The options have been modified such that it contains one correct option. Let us formally see how to solve this problem.

Step 1

Express the dimensions of \(V_0\) in terms of \(h, c, G, A\) with unknown powers \(x_h, x_c, x_G, x_A\) respectively. \[[V_0] = [h]^{x_h}[G]^{x_G}[c]^{x_c}[A]^{x_A}\]

Step 2

Write the dimensions of all the quantities envolved in terms of \(M, L, T, A\). \[ \begin{eqnarray} [V_0] &=& [ML^2T^{-3}A^{-1}] \\ [h] &=& [ML^2T^{-3}] \\ [G] &=& [M^{-1}L^3T^{-2}] \\ [c] &=& [LT^{-1}] \end{eqnarray} \]

Step 3

Substitute these expressions into Equation in Step 1, \[ \begin{eqnarray} [ML^2T^{-3}A^{-1}] &=& [ML^2T^{-3}]^{x_h} [M^{-1}L^3T^{-2}]^{x_G} [LT^{-1}]^{x_c} [A]^{x_A} \\ &=& [M^{x_h-x_G}L^{2x_h+3x_G+x_c}T^{-3x_h-2x_G-x_c}A^{x_A}] \end{eqnarray} \]

Step 4

Equate the powers of like terms to get a system of equations \[ \begin{eqnarray} x_h-x_G &=& 1\\ 2x_h+3x_G+x_c &=& 2\\ -3x_h-2x_G-x_c &=& 3\\ x_A &=& -1 \end{eqnarray} \]

Step 5

Solve the system of equations.
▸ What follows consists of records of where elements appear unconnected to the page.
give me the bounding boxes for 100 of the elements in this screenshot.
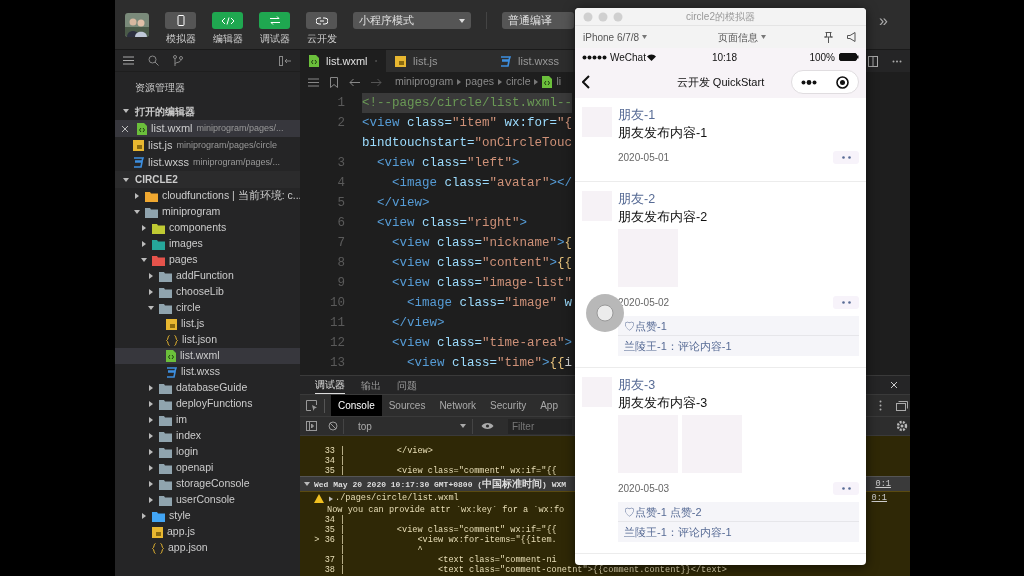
kebab-menu-icon[interactable] xyxy=(879,400,882,411)
breadcrumb-item[interactable]: li xyxy=(556,74,562,90)
branch-icon[interactable] xyxy=(173,54,183,67)
sidebar-toggle-icon[interactable] xyxy=(306,421,317,431)
device-select[interactable]: iPhone 6/7/8 xyxy=(583,29,648,45)
editor-tab[interactable]: list.wxss xyxy=(491,50,573,72)
tree-item[interactable]: chooseLib xyxy=(115,284,300,300)
more-button[interactable] xyxy=(833,151,859,164)
eye-icon[interactable] xyxy=(481,422,494,430)
devtools-tab[interactable]: Sources xyxy=(381,395,433,416)
overflow-button[interactable]: » xyxy=(879,13,888,29)
caret-right-icon[interactable] xyxy=(147,416,155,424)
tree-item[interactable]: app.json xyxy=(115,540,300,556)
caret-right-icon[interactable] xyxy=(147,432,155,440)
tree-item[interactable]: miniprogram xyxy=(115,204,300,220)
pin-icon[interactable] xyxy=(824,31,833,43)
close-icon[interactable] xyxy=(890,381,898,389)
editor-tab[interactable]: list.js xyxy=(386,50,491,72)
devtools-tab[interactable]: App xyxy=(533,395,565,416)
breadcrumb-item[interactable]: pages xyxy=(465,74,494,90)
caret-right-icon[interactable] xyxy=(147,464,155,472)
tree-item[interactable]: index xyxy=(115,428,300,444)
tree-item[interactable]: deployFunctions xyxy=(115,396,300,412)
toolbar-toggle[interactable]: 编辑器 xyxy=(204,12,251,44)
more-icon[interactable] xyxy=(892,59,902,63)
tree-item[interactable]: databaseGuide xyxy=(115,380,300,396)
open-editor-item[interactable]: list.wxss miniprogram/pages/... xyxy=(115,154,300,171)
close-icon[interactable] xyxy=(121,124,129,133)
settings-icon[interactable] xyxy=(896,420,908,432)
caret-down-icon[interactable] xyxy=(122,175,130,184)
tree-item[interactable]: userConsole xyxy=(115,492,300,508)
friend-name[interactable]: 朋友-1 xyxy=(618,107,859,124)
tree-item[interactable]: list.wxml xyxy=(115,348,300,364)
open-editor-item[interactable]: list.wxml miniprogram/pages/... xyxy=(115,120,300,137)
tree-item[interactable]: list.json xyxy=(115,332,300,348)
target-icon[interactable] xyxy=(835,75,849,89)
back-arrow-icon[interactable] xyxy=(349,77,360,87)
caret-right-icon[interactable] xyxy=(147,496,155,504)
caret-right-icon[interactable] xyxy=(147,288,155,296)
tree-item[interactable]: openapi xyxy=(115,460,300,476)
search-icon[interactable] xyxy=(148,55,159,66)
more-icon[interactable] xyxy=(801,79,818,85)
source-link[interactable]: 0:1 xyxy=(871,492,887,505)
caret-down-icon[interactable] xyxy=(303,480,311,488)
open-editor-item[interactable]: list.js miniprogram/pages/circle xyxy=(115,137,300,154)
more-button[interactable] xyxy=(833,482,859,495)
tree-item[interactable]: images xyxy=(115,236,300,252)
mode-select[interactable]: 小程序模式 xyxy=(353,12,471,29)
panel-tab[interactable]: 问题 xyxy=(397,376,417,394)
avatar[interactable] xyxy=(125,13,149,37)
section-header[interactable]: CIRCLE2 xyxy=(115,171,300,188)
devtools-tab[interactable]: Security xyxy=(483,395,534,416)
caret-right-icon[interactable] xyxy=(140,224,148,232)
tree-item[interactable]: circle xyxy=(115,300,300,316)
bookmark-icon[interactable] xyxy=(330,76,338,88)
caret-right-icon[interactable] xyxy=(147,480,155,488)
clear-icon[interactable] xyxy=(328,421,338,431)
filter-field[interactable]: Filter xyxy=(508,418,572,434)
section-header[interactable]: 打开的编辑器 xyxy=(115,102,300,120)
dock-icon[interactable] xyxy=(896,400,908,411)
back-icon[interactable] xyxy=(582,75,590,89)
caret-right-icon[interactable] xyxy=(147,384,155,392)
caret-down-icon[interactable] xyxy=(140,256,148,264)
tree-item[interactable]: components xyxy=(115,220,300,236)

This system does not have a unique solution. A generic solution can be expressed as \[ \left.\begin{aligned} x_h &= x_G + 1\\ x_c &= -5x_G\\ x_A &= -1 \end{aligned}\right\rbrace \rightarrow \left\{\begin{aligned} x_G &= 1\\ x_h &= 2\\ x_c &= -5\\ x_A &= -1 \end{aligned}\right. \]

That is, \([V_0] = [h^2Gc^{-5}A^{-1}]\). Hence, the correct choice is Option 1.